Gamification als Bullshit zu bezeichnen, lässt den Verdacht aufkommen, dass Gamification etwas mit Manipulation zu tun habe. Wird etwa nur aus rhetorischen Gründen so getan, als habe Gamification etwas mit dem Spiel gemein, um derart das Phänomen in ein positives Licht zu rücken und somit seine Popularität und Anwendungsrate zu erhöhen? Und handelt es sich bei Gamification nicht gar selbst um eine Manipulationsstrategie, die darin besteht, die Anziehungskraft von Spiel und Spaß gezielt zu nutzen, um Betroffene dazu zu manipulieren, bestimmte Dinge zu tun?

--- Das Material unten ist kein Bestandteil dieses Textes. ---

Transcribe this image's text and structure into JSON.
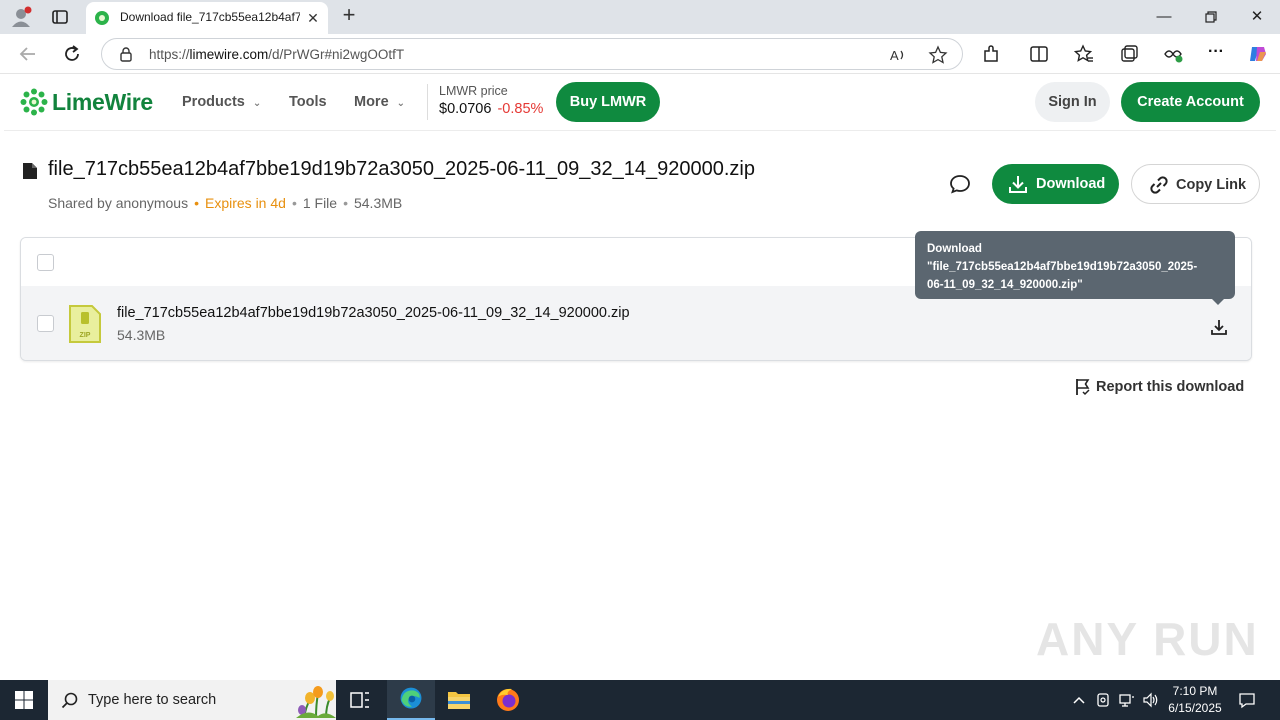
{
  "browser": {
    "tab_title": "Download file_717cb55ea12b4af7",
    "url_prefix": "https://",
    "url_host": "limewire.com",
    "url_path": "/d/PrWGr#ni2wgOOtfT"
  },
  "header": {
    "logo_text": "LimeWire",
    "nav": [
      "Products",
      "Tools",
      "More"
    ],
    "price_label": "LMWR price",
    "price_value": "$0.0706",
    "price_change": "-0.85%",
    "buy_label": "Buy LMWR",
    "signin_label": "Sign In",
    "create_label": "Create Account"
  },
  "file": {
    "title": "file_717cb55ea12b4af7bbe19d19b72a3050_2025-06-11_09_32_14_920000.zip",
    "shared_by": "Shared by anonymous",
    "expires": "Expires in 4d",
    "count": "1 File",
    "size": "54.3MB",
    "download_label": "Download",
    "copy_label": "Copy Link"
  },
  "list": {
    "row_name": "file_717cb55ea12b4af7bbe19d19b72a3050_2025-06-11_09_32_14_920000.zip",
    "row_size": "54.3MB"
  },
  "tooltip": {
    "line1": "Download",
    "line2": "\"file_717cb55ea12b4af7bbe19d19b72a3050_2025-",
    "line3": "06-11_09_32_14_920000.zip\""
  },
  "report_label": "Report this download",
  "watermark": "ANY RUN",
  "taskbar": {
    "search_placeholder": "Type here to search",
    "time": "7:10 PM",
    "date": "6/15/2025"
  },
  "colors": {
    "brand_green": "#0f8a3f",
    "price_down": "#e53935",
    "expires_orange": "#e8900f"
  }
}
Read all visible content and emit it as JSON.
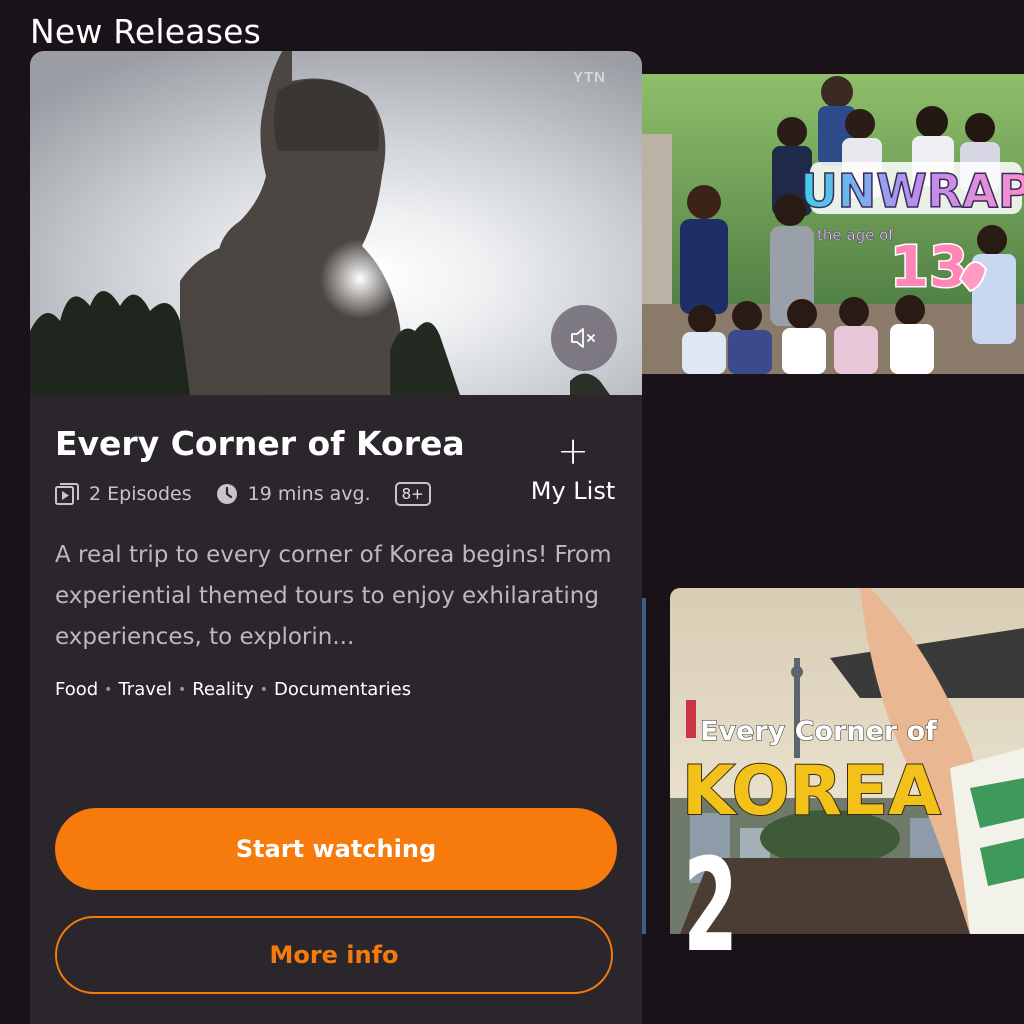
{
  "section": {
    "title": "New Releases"
  },
  "featured": {
    "hero_watermark": "YTN",
    "title": "Every Corner of Korea",
    "episodes": "2 Episodes",
    "duration": "19 mins avg.",
    "rating": "8+",
    "my_list_label": "My List",
    "description": "A real trip to every corner of Korea begins! From experiential themed tours to enjoy exhilarating experiences, to explorin...",
    "genres": [
      "Food",
      "Travel",
      "Reality",
      "Documentaries"
    ],
    "start_label": "Start watching",
    "more_label": "More info",
    "colors": {
      "accent": "#f77a0c",
      "card_bg": "#2a262c",
      "page_bg": "#191319"
    }
  },
  "tiles": {
    "unwrap": {
      "title_line1": "UNWRAP",
      "subtitle": "the age of",
      "number": "13"
    },
    "korea": {
      "title_line1": "Every Corner of",
      "title_line2": "KOREA",
      "rank": "2"
    }
  }
}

Kann es unter gewissen Umständen zwar ethisch gerechtfertigt sein, Menschen zu manipulieren, stellt dies doch in den meisten Fällen eine ethisch problematische Form der Einflussnahme dar. Als kritikwürdig ist ein Manipulationsvorhaben insbesondere dann einzustufen, wenn es die betroffene Person davon abhält, Autor*in ihres eigenen Lebens zu sein. Dies kann sich auf verschiedenen Ebenen äußern und die Autonomie einzelner Handlungen, aber auch die der Person als Ganzes betreffen. Um in diesem Punkt Klarheit zu schaffen, müssen wir genauer betrachten, inwiefern Gamification eine Manipulationsstrategie darstellt und unter welchen Bedingungen diese spezielle Form der Manipulation ethisch legitimiert werden kann. Es muss also geklärt werden, ob womöglich Gamification – komplementär zu Schillers Idee der Befreiung des Menschen durch das Spiel – nicht genau auf das Gegenteil hinausläuft, nämlich auf eine Einschränkung seiner Autonomie. Auch wenn Gamification unser Leben zwar spaßiger und angenehmer machen kann (und dies im Einzelfall uns nicht daran hindern mag, autonom zu handeln), birgt nicht insbesondere eine umfassende Verwendung von Strategien wie Gamification dennoch die Gefahr unserem Leben »ein bisschen von seinem Sinn [zu nehmen], sodass wir für die Launen und Anforderungen der conditio humana weniger gut gewappnet sind« (Morozov 2013, S. 567)? Gefährdet anstatt befördert also ein umfassender Gebrauch von Gamification nicht eher unsere Entwicklung hin zu freien, selbstreflexiven und individuellen Individuen, die in der Lage sind ein autonomes Leben zu führen?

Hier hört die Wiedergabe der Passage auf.